Today I told the class that I had no room in my life for students who knew everything and were always right. We can't truly begin to learn until we let ourselves me vulnerable and admit to each other that we might be wrong and there is more to learn. I would be a useless teacher and they would be useless students if we showed up to class thinking we knew everything already.
This applies to everything, but today I was applying it to science. We talked about inquiry and the power of asking questions and wondering about the world. We are where we are as a society because great men and women wondered if they could do new things, improve things, or do them faster. We will start all of our explorations into science with inquiry and hypothesis. We will work to make ourselves vulnerable enough to learn something new if that is what our data shows us.
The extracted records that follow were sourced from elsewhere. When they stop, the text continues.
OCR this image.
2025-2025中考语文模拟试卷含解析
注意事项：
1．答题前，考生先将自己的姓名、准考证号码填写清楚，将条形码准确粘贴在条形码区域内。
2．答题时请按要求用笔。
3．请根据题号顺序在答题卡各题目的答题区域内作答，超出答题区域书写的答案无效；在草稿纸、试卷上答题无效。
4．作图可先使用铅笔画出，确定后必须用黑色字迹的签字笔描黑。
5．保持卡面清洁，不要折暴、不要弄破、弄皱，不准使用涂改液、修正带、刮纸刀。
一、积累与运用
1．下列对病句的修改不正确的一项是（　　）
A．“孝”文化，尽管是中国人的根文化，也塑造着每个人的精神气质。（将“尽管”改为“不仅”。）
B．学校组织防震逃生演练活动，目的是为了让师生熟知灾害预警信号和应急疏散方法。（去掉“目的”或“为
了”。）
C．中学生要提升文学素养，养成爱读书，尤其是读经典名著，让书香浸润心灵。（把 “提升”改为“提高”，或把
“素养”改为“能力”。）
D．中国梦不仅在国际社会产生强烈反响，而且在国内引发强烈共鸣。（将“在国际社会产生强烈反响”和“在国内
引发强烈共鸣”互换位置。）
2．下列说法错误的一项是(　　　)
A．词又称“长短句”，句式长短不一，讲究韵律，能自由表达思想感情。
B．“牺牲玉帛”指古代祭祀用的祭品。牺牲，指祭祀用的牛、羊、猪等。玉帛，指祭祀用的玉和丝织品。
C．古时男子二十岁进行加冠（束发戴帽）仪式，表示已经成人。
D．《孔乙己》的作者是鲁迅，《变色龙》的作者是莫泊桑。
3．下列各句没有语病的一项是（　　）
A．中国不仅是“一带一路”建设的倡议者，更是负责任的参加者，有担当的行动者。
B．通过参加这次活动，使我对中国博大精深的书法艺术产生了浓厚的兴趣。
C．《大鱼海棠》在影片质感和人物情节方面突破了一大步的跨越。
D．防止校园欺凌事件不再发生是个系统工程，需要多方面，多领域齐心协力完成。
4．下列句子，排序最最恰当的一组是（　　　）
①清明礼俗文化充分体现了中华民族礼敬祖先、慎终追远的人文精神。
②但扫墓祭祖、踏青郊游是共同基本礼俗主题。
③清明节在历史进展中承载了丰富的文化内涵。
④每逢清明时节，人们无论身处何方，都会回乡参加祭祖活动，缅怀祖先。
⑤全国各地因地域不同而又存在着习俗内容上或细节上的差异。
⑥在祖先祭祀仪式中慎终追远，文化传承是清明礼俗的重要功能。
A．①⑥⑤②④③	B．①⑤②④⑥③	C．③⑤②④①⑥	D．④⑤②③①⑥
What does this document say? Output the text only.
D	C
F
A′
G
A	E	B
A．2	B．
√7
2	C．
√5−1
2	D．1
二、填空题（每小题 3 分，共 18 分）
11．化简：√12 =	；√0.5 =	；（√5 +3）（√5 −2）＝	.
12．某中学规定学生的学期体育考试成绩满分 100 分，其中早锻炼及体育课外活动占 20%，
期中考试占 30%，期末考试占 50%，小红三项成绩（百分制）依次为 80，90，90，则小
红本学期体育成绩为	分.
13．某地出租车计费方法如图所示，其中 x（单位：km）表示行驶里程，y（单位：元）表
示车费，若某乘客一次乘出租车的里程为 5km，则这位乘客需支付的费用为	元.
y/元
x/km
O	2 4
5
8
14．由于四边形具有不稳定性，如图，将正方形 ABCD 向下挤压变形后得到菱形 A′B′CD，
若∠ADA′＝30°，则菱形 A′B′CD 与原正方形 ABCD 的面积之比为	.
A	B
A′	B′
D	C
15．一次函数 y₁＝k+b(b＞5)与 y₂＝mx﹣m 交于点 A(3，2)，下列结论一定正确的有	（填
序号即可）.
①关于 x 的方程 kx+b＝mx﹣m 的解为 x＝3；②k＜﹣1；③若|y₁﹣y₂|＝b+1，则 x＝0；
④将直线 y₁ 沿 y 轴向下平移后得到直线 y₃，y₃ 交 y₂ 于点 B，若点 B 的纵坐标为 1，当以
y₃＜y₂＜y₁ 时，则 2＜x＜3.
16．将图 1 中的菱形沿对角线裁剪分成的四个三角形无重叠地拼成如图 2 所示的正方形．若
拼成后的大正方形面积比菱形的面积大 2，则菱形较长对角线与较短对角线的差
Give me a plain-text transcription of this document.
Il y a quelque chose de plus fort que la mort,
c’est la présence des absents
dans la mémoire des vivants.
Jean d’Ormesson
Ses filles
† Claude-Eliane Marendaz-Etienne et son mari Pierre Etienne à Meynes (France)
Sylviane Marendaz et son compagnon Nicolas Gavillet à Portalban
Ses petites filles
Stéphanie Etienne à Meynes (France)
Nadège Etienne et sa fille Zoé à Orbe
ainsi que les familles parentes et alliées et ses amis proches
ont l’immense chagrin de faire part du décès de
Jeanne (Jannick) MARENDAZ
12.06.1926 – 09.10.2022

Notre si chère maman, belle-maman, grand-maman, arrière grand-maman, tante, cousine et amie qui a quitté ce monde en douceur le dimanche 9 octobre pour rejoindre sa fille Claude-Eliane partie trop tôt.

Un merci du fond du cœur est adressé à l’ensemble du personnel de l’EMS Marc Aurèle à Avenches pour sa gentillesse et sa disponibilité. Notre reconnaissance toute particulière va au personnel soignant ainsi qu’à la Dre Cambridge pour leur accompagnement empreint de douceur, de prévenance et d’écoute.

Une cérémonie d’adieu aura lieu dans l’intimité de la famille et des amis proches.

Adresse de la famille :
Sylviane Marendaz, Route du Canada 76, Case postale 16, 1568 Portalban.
I love nurturing wonder. Encourage your children to ask questions and don't be afraid to help them learn the answer instead of telling them the answer. One of my most memorable experiences as a child was when we asked my friend's mom how the return tubes worked at the bank. She pulled through the drive through and took four of us into the bank and the bank manager let us come behind the counter and explained it to us. There are so many opportunities to take advantage of when you look at the world as a series of questions instead of seeing it as a series of answers. Allow yourself to be vulnerable and have the curiosity of a child instead of feeling like mature people have to have all of the answers.